Recebi com tristeza a notícia da morte de Heloísa Teixeira, que tive como professora quando fiz o Mestrado na UFRJ. As aulas ocorriam na Faculdade de Comunicação, na Praia Vermelha, e eram marcadas pela informalidade e o bom humor.
O clima era bem mais ameno do que o que imperava no prédio da Av. Chile, onde então funcionava a Faculdade de Letras e pontificavam figurões como Afrânio Coutinho, Eduardo Portela e outros.
Nos cursos de Heloísa tomei contato com a poesia da chamada Geração Mimeógrafo, que surgiu durante a década de 1970 como uma forma de resistência ao regime militar e produzia uma arte dita marginal.

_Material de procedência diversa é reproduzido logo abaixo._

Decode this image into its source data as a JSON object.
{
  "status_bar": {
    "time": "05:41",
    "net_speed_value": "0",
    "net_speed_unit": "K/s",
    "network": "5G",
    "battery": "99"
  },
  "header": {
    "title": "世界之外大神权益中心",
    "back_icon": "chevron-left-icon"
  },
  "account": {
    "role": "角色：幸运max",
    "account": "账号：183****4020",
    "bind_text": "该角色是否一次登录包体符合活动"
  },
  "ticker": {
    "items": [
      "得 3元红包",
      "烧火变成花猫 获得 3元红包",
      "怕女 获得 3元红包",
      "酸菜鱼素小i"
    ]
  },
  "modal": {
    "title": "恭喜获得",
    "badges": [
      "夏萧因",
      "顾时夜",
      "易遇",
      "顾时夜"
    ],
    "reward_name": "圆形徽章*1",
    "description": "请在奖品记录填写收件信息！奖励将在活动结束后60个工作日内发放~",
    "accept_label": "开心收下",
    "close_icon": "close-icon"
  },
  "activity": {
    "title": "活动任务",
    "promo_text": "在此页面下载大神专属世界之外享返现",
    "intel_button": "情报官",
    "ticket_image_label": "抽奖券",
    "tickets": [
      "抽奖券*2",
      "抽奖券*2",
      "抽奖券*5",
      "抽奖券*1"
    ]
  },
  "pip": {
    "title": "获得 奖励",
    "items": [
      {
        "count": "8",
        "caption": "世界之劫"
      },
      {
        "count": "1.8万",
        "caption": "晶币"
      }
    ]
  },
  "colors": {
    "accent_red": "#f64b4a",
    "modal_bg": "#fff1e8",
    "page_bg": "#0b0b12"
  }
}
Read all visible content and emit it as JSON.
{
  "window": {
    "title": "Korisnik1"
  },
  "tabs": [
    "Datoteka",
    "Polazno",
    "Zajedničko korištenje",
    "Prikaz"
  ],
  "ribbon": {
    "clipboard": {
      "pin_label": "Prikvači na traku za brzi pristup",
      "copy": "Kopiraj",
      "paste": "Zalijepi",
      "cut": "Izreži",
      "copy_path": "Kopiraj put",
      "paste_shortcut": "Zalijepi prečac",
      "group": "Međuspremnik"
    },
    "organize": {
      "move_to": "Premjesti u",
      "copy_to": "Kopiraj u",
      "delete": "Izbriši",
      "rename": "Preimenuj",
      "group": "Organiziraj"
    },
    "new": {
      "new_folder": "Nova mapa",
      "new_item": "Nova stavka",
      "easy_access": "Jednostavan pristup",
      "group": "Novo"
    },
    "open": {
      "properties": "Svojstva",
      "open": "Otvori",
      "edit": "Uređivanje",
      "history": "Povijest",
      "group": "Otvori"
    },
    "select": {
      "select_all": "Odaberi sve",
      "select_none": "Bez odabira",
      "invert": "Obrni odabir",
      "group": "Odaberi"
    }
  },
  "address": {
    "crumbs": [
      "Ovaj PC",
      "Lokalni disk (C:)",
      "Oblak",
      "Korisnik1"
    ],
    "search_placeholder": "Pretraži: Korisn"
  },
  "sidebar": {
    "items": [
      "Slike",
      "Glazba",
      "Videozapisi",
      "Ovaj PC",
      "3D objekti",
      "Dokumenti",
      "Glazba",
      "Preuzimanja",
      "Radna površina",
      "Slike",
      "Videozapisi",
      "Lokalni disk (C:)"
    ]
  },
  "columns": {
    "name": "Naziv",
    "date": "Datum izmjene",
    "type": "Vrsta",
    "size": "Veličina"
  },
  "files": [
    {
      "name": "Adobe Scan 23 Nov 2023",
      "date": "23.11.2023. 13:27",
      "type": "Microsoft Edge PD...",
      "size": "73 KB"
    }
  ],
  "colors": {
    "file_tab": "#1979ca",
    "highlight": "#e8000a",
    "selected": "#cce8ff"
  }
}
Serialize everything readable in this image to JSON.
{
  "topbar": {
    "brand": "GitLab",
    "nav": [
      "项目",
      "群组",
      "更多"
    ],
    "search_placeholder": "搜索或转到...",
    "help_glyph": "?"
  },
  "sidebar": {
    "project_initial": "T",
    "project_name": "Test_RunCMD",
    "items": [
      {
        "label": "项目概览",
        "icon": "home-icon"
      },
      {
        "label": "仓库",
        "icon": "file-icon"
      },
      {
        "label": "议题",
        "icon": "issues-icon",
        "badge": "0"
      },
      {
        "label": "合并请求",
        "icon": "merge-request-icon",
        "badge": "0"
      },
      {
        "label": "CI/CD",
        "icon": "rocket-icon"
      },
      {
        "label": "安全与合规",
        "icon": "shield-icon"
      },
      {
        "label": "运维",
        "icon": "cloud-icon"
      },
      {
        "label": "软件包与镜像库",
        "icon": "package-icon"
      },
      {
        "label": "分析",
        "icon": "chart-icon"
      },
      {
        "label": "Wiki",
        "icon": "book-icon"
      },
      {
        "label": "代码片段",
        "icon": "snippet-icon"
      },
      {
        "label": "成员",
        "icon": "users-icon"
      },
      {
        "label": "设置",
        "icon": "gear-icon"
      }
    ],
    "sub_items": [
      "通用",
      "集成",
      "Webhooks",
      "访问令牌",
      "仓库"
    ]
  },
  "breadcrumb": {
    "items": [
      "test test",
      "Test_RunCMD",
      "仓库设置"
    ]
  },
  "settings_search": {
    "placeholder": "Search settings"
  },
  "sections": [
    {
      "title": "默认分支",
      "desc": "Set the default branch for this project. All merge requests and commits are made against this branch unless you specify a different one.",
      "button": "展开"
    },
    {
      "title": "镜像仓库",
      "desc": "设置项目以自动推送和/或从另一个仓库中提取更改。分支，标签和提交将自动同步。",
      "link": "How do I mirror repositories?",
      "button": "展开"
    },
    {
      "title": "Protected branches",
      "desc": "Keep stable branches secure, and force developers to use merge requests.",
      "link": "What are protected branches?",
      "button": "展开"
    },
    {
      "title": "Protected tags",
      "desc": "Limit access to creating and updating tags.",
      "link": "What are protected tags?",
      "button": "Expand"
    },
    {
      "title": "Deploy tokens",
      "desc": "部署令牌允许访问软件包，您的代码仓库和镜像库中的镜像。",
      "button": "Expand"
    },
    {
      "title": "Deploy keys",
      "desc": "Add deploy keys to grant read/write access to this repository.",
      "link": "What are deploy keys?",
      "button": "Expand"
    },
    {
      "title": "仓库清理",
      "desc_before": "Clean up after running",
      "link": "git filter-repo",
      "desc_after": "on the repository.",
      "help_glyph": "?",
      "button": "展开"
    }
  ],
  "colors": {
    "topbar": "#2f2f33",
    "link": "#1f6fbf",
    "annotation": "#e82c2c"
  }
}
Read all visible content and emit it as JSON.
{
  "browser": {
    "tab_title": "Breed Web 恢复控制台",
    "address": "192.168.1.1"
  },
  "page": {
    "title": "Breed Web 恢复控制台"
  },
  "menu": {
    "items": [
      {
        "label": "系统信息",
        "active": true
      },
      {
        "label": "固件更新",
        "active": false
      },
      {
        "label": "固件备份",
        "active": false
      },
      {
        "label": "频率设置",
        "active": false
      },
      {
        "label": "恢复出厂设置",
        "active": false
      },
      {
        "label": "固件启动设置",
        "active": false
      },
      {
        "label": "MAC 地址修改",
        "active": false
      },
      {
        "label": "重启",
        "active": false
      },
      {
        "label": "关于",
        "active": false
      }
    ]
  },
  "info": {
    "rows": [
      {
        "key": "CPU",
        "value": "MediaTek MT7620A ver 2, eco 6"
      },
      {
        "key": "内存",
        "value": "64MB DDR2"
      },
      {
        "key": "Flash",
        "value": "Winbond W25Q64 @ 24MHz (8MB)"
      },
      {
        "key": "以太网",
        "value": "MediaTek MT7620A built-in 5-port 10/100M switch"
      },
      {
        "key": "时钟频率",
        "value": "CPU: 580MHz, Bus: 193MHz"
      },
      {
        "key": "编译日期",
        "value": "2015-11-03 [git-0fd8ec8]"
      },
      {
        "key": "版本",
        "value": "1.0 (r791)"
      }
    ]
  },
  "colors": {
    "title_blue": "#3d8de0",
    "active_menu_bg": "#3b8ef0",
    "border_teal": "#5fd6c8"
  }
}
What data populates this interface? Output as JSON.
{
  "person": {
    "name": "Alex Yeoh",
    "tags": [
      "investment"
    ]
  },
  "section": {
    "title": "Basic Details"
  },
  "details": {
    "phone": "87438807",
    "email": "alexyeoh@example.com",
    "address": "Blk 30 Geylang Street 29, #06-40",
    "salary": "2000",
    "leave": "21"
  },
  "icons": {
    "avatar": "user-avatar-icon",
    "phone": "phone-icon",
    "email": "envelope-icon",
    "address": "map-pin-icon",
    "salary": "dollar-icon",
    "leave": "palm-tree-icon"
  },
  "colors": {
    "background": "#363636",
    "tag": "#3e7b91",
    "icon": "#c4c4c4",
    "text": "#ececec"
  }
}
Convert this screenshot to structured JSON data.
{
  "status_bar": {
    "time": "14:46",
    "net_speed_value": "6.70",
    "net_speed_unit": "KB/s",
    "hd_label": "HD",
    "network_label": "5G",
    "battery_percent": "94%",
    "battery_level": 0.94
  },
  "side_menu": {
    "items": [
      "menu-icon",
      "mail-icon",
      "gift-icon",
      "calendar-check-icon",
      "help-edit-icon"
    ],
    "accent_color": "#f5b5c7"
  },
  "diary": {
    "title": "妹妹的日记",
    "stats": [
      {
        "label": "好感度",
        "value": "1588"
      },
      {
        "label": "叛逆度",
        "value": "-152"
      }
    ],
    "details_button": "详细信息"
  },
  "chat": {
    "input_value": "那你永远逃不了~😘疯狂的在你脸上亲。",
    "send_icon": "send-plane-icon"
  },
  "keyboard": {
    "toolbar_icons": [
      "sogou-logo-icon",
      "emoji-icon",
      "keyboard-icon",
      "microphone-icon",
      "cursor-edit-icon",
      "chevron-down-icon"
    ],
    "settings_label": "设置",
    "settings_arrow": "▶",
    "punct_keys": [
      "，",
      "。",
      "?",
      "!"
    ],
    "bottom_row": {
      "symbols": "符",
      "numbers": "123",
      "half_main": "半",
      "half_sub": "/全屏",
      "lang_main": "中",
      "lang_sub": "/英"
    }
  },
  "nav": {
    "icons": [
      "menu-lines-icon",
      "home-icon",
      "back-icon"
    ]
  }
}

Dessa geração faziam parte, e foram por nós estudados, poetas como Cacaso e Ana Cristina César, que editavam seus textos em mimeógrafos e procediam a variados experimentos linguísticos; era comum associarem o erudito ao popular. À expressão dos dramas pessoais, aliavam a preocupação com o momento que o País atravessava.
Heloísa foi uma defensora do movimento feminista. Via nele um meio de afirmação das mulheres no plano da sexualidade e da atuação político-social. À mulher cabiam outros papéis além dos de mãe e dona de casa, os quais lhe foram atribuídos pelo machismo hegemônico.
O contato com poetas ainda não incluídos no cânone acadêmico ampliou-me o conhecimento da nossa literatura. Foi enriquecedor perceber que, a par de Machado de Assis, Guimarães Rosa, Clarice Lispector e outros frequentemente trabalhados na academia, havia quem procurava inovar com precários recursos editoriais e uma radical entrega de si mesmo sem a presunção de sucesso ou glória.
Devo à mestra que acaba de nos deixar a percepção disso.
Quando fui seu aluno, ela tinha o sobrenome de Chico e do seu pai, Sérgio. Embora tivesse se separado, não retirara o “Buarque de Holanda” que adquiriu do ex-marido. Isso me despertava a curiosidade; sem conhecer direito a história, eu imaginava o seu parentesco com o autor de “A banda” (um ingênuo delírio de fã, como veem…).
Só muito depois ela decidiu mudar o sobrenome para “Teixeira” — segundo li, “como uma forma de resgatar sua identidade materna e homenagear sua mãe”.
Em entrevistas, relatou que “a decisão foi tomada após anos de reflexão sobre o papel da mulher na sociedade e a importância de valorizar a ancestralidade feminina”. A mudança teve, então, um valor simbólico. Refletia a coerência com os princípios identitários que pregava e se constituía em mais um elemento de afirmação pessoal.